Virtual Private Networks (VPNs) are widely used for censorship evasion and traffic protection. VPN users expect to be provided with adequate security protection, and at the same time not be affected by other users connected to the same VPN server, which can be illustrated as the non-interference property. However, in this paper, we have identified several vulnerabilities that violate this property, specifically within the connection tracking frameworks of VPN servers, stemming from shared resource misuse and insufficient validation of session state transitions. We present three session manipulation attacks targeting TCP and UDP traffic tunneled through VPNs. The attacker who only connects to the same VPN server can launch denial-of-service attacks, hijack TCP connections of other clients, or inject forged DNS responses into their queries. We evaluate these attacks against five popular connection tracking frameworks across different OSes and nine major commercial VPN providers. Experimental results reveal that all frameworks and eight providers are vulnerable to at least one of the attacks. We have responsibly disclosed our findings with countermeasures, resulting in 19 assigned CVEs/CNVDs and acknowledgments from the communities and providers.

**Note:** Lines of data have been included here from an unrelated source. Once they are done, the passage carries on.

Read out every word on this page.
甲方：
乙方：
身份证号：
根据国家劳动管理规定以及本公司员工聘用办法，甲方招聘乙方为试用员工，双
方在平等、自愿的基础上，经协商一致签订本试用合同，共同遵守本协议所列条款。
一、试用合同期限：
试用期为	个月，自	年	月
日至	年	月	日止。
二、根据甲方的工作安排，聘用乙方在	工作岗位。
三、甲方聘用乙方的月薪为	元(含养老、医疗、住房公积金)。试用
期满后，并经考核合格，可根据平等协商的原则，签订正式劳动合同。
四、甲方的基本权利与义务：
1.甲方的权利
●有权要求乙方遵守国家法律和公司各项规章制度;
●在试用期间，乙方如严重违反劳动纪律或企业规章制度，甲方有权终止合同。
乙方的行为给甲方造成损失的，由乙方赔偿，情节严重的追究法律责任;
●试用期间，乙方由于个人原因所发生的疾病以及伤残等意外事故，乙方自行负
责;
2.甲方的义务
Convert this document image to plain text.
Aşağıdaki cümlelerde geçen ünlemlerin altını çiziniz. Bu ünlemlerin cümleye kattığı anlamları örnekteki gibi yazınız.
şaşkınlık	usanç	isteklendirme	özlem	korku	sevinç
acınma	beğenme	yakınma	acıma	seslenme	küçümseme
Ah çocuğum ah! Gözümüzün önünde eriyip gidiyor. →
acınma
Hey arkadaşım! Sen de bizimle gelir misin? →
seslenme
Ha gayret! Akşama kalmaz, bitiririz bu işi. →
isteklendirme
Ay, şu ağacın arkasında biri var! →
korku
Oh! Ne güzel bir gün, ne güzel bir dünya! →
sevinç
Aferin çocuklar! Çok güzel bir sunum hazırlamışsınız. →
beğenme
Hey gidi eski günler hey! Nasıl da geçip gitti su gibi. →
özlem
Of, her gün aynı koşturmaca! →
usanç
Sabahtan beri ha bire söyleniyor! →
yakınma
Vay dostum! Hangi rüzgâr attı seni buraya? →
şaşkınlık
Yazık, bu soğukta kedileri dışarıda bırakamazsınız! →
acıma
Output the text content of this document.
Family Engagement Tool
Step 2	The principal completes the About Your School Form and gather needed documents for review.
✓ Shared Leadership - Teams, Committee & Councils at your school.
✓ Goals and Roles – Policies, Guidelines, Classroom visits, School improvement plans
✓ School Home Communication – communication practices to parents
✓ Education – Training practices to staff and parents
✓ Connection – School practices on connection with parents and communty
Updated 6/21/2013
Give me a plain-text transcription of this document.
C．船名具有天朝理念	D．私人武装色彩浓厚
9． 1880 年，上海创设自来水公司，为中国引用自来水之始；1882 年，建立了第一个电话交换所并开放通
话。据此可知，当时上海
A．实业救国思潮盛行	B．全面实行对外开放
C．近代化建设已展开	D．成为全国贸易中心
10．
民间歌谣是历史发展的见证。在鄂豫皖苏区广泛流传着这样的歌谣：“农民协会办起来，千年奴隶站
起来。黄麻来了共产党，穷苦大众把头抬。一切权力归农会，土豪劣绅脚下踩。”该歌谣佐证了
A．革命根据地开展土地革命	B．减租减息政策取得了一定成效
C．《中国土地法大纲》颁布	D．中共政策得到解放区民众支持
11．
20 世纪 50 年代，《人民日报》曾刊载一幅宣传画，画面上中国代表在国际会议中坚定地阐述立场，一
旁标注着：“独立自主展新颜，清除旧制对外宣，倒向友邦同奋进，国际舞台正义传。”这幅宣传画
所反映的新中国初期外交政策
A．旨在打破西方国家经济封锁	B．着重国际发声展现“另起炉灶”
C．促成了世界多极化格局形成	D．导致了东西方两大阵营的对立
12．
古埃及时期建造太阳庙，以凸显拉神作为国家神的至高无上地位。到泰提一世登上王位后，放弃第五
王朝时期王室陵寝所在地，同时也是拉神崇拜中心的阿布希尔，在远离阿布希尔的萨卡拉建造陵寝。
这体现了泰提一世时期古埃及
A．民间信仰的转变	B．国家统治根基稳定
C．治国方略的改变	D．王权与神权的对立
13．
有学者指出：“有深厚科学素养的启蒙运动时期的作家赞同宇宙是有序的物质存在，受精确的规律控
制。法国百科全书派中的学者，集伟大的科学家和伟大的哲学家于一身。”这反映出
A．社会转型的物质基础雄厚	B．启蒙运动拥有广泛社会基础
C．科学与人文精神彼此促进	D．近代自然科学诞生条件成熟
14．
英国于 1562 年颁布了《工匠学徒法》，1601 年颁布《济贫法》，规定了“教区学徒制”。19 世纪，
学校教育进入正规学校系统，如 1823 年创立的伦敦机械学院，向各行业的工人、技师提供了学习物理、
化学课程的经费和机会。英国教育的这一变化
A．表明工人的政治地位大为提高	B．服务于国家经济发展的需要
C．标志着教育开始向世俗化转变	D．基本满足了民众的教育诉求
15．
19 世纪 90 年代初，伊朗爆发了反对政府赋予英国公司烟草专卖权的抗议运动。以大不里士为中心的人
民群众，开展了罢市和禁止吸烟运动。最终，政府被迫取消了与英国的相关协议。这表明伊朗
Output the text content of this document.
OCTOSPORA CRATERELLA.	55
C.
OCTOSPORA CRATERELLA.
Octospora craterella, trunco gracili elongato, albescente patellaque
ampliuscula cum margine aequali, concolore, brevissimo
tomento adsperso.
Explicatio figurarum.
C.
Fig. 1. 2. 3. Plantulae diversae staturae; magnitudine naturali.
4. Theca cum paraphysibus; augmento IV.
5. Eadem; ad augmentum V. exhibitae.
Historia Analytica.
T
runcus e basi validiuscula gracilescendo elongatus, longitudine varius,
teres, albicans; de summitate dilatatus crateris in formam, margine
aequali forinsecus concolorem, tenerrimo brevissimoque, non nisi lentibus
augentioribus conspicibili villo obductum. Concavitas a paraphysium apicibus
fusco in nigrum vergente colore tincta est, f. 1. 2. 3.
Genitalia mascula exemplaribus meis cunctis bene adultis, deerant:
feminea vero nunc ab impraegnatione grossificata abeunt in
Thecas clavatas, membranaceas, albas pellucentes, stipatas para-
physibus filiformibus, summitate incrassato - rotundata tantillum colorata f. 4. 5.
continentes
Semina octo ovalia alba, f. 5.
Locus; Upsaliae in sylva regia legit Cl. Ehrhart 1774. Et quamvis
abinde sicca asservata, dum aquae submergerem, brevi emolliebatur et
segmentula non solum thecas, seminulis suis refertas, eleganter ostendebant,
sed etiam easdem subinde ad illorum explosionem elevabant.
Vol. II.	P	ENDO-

翻译：虚拟专用网络（VPN）被广泛用于规避审查和流量保护。VPN用户期望获得充分的安全保护，同时不受连接到同一VPN服务器的其他用户影响，这可以概括为非干扰属性。然而，在本文中，我们发现了违反该属性的若干漏洞，具体存在于VPN服务器的连接跟踪框架中，源于共享资源滥用及会话状态转换验证不足。我们提出了三种针对通过VPN隧道传输的TCP和UDP流量的会话操纵攻击。仅连接到同一VPN服务器的攻击者可以发起拒绝服务攻击、劫持其他客户端的TCP连接或向其查询中注入伪造的DNS响应。我们在五种跨不同操作系统的流行连接跟踪框架和九家主流商业VPN提供商上评估了这些攻击。实验结果表明，所有框架和八家提供商至少易受一种攻击。我们已负责任地披露了研究结果并提出了应对措施，最终获得19项CVE/CNVD编号分配以及社区和提供商的致谢。